Zerilli Tina, Pyon Eunice Y
International Drug Information Center, Arnold & Marie Schwartz College of Pharmacy and Health Sciences, Long Island University, 75 Dekalb Avenue, Brooklyn, NY 11201, USA.
Clin Ther. 2007 Dec;29(12):2614-34. doi: 10.1016/j.clinthera.2007.12.034.
Sitagliptin phosphate, the first dipeptidyl peptidase 4 (DPP-4) inhibitor, provides a new treatment option for patients with type 2 diabetes.
The purpose of this article is to review the pharmacology, pharmacokinetics, pharmacodynamics, clinical efficacy, adverse effects, and cost of sitagliptin in adults with type 2 diabetes.
A literature search of MEDLINE (1966-May 10, 2007), Iowa Drug Information Service (1966-May 10, 2007), and International Pharmaceutical Abstracts (1970-May 10, 2007) was performed using the terms sitagliptin and MK-0431. English-language, original research and review articles were reviewed, as were citations from these articles. The 2005 and 2006 American Diabetes Association Scientific Abstracts were searched, and the US Food and Drug Administration review of the new drug application for sitagliptin and select information from the manufacturer were consulted.

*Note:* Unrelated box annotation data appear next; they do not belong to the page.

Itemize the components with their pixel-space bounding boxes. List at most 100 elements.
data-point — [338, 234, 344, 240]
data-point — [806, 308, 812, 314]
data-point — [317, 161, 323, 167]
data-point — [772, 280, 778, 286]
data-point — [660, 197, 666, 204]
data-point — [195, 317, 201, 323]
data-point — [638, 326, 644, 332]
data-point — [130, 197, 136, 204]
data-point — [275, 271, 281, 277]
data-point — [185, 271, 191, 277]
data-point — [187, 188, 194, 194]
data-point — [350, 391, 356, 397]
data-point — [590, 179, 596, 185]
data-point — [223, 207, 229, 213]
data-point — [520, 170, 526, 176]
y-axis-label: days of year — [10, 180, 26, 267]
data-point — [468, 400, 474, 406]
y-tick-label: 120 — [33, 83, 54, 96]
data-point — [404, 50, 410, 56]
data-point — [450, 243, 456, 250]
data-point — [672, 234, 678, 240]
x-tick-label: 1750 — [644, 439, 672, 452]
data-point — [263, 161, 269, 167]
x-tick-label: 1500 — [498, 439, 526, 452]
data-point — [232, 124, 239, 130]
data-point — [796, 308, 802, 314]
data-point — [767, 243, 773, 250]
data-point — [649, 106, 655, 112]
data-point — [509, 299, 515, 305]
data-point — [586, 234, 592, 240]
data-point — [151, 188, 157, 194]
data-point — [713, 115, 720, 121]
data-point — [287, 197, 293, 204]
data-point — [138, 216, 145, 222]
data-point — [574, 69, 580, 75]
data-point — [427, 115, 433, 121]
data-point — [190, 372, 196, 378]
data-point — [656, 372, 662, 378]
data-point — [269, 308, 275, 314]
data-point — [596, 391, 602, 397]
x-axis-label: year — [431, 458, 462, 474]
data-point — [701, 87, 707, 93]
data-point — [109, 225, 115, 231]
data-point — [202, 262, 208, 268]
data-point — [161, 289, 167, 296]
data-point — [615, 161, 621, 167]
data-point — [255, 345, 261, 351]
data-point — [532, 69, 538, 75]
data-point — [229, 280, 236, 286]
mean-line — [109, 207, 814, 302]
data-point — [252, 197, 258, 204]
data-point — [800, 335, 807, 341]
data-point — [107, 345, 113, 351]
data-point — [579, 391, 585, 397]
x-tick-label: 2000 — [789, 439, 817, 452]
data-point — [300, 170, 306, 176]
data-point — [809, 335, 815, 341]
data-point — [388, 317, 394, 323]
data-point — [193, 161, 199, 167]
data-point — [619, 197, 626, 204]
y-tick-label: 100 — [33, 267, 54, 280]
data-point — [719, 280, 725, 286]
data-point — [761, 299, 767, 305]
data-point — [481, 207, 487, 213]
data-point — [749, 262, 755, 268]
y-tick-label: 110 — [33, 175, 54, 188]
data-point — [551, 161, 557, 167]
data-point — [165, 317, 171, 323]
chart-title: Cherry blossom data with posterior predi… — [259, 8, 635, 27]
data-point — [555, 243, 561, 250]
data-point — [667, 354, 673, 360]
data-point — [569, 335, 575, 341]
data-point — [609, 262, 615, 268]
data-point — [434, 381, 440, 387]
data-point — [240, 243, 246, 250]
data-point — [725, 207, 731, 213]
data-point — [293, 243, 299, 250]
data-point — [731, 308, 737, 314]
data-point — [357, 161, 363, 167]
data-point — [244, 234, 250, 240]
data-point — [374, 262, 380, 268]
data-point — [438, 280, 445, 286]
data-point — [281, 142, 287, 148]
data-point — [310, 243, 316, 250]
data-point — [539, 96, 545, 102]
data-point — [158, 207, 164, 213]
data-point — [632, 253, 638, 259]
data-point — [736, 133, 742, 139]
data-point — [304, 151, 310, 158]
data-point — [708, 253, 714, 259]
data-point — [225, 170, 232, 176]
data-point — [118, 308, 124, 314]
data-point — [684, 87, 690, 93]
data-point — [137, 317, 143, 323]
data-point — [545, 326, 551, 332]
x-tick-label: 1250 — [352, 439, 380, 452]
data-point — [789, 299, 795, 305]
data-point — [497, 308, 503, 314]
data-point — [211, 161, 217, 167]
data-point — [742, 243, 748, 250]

By inhibiting DPP-4, sitagliptin enhances postprandial levels of active glucagon-like peptide-1 (GLP-1), leading to a rise in insulin release and decrease in glucagon secretion from pancreatic alpha-cells. Sitagliptin is 87% orally bioavailable, undergoes minimal hepatic metabolism, and is primarily excreted unchanged (approximately 79%) in the urine. At doses >or=100 mg QD, DPP-4 activity is inhibited by >80%, with a consequent 2-fold rise in active GLP-1 levels. The reduction in glycosylated hemoglobin (HbA(1c)) observed with 100 mg QD of sitagliptin in Phase III monotherapy trials ranged from approximately 0.5% to 0.6% (P <or= 0.001 vs placebo). In Phase III combination trials, HbA(1c) was reduced by approximately 0.7% when added to metformin and approximately 0.9% with pioglitazone (P < 0.001 vs placebo). Markers of beta-cell function, including proinsulin/insulin ratio and homeostasis model assessment of beta-cell function, were improved with sitagliptin treatment. In studies, sitagliptin has been well tolerated; significant hypoglycemia and weight gain have not been noted.
When used alone or in combination with metformin or pioglitazone, sitagliptin has been associated with significant reductions in HbA(1c) and has been well tolerated. Before its place in therapy can be firmly established, long-term studies evaluating the safety of prolonged DPP-4 inhibition are necessary.
磷酸西格列汀是首个二肽基肽酶4(DPP-4)抑制剂,为2型糖尿病患者提供了一种新的治疗选择。
本文旨在综述西格列汀在成年2型糖尿病患者中的药理学、药代动力学、药效学、临床疗效、不良反应及成本。
使用西格列汀和MK-0431检索MEDLINE(1966年至2007年5月10日)、爱荷华药物信息服务(1966年至2007年5月10日)和国际药学文摘(1970年至2007年5月10日)。对英文的原创研究和综述文章以及这些文章的参考文献进行了回顾。检索了2005年和2006年美国糖尿病协会科学文摘,并查阅了美国食品药品监督管理局对西格列汀新药申请的审评以及来自制造商的选定信息。
通过抑制DPP-4,西格列汀可提高餐后活性胰高血糖素样肽-1(GLP-1)水平,导致胰岛素释放增加,胰腺α细胞胰高血糖素分泌减少。西格列汀口服生物利用度为87%,肝脏代谢极少,主要以原形经尿液排泄(约79%)。剂量≥100mg每日一次时,DPP-4活性被抑制>80%,活性GLP-1水平随之升高2倍。在III期单药治疗试验中,每日一次100mg西格列汀使糖化血红蛋白(HbA1c)降低幅度约为0.5%至0.6%(与安慰剂相比,P≤0.001)。在III期联合试验中,与二甲双胍联用时HbA1c降低约0.7%,与吡格列酮联用时降低约0.9%(与安慰剂相比,P<0.001)。西格列汀治疗可改善β细胞功能标志物,包括胰岛素原/胰岛素比值和β细胞功能的稳态模型评估。在研究中,西格列汀耐受性良好;未观察到显著低血糖和体重增加。
单独使用或与二甲双胍或吡格列酮联合使用时,西格列汀可使HbA1c显著降低且耐受性良好。在其在治疗中的地位得以牢固确立之前,有必要进行长期研究以评估长期抑制DPP-4的安全性。